Naturally, I hadn’t.

“Well, he’s a very interesting case” was all she said.

3

By now, Sarah Mackay and I were walking along a corridor lined with century-old black-and-white photographs. The subjects wore the uniforms of Eildon House employees and were assembled in groups, like football teams. Their faces were unsmiling and wary, as is often the case with people who’ve never seen a camera before.

We arrived at a door with the sign Director on it and she led me inside.

The office was spacious, with a number of filing cabinets and a wide desk in front of a big window. Thick iron bars on the outside marred an otherwise beautiful view of the hills. The office walls were a plain, greyish colour with no ornamentation aside from several more of those old black-and-white group photographs I’d seen in the corridor.

Facing the desk were a shiny black leather couch and armchair. Beside them was a kneeling stool, the kind of thing you’d find in a church. She noticed me looking at it.

“Eildon House used to have its own chapel,” she said. “After the government took the place over, they put many things in storage, including the chapel furniture. That prie-dieu had actually been used by Andrew Eildon exclusively. When I saw it, I thought it might be useful in my office and had it brought up. Sure enough, some of the inmates now prefer to kneel when they come to see me.” She smiled. “You’re welcome to use it, if you wish.”

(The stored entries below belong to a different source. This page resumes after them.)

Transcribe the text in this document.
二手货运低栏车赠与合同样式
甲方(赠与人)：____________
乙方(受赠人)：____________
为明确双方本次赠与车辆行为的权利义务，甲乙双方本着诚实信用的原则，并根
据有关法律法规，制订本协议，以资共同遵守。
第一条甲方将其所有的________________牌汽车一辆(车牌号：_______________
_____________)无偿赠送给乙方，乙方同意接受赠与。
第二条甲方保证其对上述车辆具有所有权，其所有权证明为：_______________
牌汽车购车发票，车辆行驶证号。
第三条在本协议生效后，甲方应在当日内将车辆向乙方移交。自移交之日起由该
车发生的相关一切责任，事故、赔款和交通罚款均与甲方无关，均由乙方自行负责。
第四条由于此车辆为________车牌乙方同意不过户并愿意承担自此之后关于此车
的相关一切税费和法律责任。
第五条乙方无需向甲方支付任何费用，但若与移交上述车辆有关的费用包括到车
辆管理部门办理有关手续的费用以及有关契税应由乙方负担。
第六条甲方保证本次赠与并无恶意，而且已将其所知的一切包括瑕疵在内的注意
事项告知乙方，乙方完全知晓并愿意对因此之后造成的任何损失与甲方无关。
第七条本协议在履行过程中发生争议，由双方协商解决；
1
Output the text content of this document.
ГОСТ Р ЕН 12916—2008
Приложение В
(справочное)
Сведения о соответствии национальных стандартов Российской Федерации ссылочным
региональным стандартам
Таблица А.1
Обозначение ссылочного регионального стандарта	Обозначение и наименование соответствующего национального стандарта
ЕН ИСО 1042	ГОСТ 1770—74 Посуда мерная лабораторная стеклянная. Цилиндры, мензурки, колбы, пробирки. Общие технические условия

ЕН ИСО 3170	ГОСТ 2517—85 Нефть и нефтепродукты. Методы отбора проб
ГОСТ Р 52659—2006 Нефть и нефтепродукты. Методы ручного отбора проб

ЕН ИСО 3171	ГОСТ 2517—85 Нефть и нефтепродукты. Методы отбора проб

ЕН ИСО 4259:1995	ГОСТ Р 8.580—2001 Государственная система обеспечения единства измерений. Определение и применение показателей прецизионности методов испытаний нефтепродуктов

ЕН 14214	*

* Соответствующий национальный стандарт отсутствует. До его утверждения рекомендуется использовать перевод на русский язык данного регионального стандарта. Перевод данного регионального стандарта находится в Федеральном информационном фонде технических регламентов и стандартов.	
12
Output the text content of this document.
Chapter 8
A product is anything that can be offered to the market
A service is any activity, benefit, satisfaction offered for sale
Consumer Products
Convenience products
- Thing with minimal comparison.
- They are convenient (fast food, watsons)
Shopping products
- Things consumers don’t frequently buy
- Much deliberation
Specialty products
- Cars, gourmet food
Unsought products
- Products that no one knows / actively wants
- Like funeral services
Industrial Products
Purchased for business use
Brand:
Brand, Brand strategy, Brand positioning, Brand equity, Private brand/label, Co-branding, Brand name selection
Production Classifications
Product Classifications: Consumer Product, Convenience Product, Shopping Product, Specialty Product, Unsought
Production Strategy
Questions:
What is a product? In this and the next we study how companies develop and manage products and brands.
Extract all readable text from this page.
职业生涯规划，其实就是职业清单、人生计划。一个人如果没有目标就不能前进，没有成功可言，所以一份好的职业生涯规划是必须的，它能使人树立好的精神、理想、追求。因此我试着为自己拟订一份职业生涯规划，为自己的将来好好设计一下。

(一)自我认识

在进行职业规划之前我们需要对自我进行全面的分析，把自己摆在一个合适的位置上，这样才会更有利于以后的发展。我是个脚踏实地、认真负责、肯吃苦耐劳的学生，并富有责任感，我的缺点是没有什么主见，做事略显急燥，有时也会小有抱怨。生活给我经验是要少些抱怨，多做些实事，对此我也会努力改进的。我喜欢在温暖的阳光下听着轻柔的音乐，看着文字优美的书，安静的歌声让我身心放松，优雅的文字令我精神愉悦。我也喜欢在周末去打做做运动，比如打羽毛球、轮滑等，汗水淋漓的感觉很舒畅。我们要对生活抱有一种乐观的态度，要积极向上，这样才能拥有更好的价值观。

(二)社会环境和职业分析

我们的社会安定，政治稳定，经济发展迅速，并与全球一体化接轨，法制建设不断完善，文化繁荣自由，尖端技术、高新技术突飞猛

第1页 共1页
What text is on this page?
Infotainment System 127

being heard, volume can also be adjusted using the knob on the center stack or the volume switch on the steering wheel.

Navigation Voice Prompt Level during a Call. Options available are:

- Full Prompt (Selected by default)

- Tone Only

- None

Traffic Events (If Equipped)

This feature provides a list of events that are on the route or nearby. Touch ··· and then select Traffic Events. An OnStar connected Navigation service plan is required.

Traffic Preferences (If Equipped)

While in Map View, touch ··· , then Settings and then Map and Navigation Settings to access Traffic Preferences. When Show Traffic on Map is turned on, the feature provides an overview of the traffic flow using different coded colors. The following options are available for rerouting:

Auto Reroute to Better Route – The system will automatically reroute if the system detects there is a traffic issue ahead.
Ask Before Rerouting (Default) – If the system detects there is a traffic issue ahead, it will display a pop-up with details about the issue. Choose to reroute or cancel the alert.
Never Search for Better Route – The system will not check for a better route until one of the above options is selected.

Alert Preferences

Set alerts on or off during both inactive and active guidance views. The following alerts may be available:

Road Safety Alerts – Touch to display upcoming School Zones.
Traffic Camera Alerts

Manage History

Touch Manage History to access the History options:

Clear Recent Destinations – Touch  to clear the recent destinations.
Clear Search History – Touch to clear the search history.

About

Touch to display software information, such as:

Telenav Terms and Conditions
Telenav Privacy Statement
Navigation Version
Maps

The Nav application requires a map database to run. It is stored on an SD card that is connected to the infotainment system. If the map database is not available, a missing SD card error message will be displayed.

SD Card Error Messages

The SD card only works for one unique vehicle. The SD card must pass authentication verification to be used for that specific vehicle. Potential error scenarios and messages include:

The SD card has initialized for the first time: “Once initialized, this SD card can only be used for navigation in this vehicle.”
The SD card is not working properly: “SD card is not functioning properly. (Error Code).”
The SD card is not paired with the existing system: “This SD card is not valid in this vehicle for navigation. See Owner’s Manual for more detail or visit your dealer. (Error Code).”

I assumed she was joking and smiled back. She seated herself in the armchair and I sat on the couch. Despite its expensive appearance, it was unyielding.

WE’D BARELY SETTLED when a young, pretty woman wearing a white housekeeping uniform came in. She was carrying a tray with a pot of coffee and two cups on it.

“Thank you, Georgina,” said Sarah Mackay.

The woman laid the tray on the desk and left.

“Georgina’s one of our inmates,” said Sarah in a matter-of-fact way. She saw my surprise. “Yes, half of our inmates are female. Madness is one of those areas where women have always had equal rights.”

I wondered why this Georgina wasn’t under lock and key. “It’s a long story,” said Sarah.

“She likes to help out and her medication makes her quite sociable, so most of the time there’s no need for her to be locked up. She’s here because she wanted to be a writer. Would you like to hear about her?”

GEORGINA, after graduating from university at the age of twenty-two, had decided to write a novel and bought a typewriter for the purpose. For a year following that, she stayed home every day, and for almost every hour of the day did virtually nothing but write—tap, tapping out her first novel, hour after hour, seldom leaving her room. She was so dedicated she rarely took time to eat, so that after a few months her body began to wither away and the tips of her fingers blistered, eventually bleeding onto the typewriter keys as well as down over her clothing.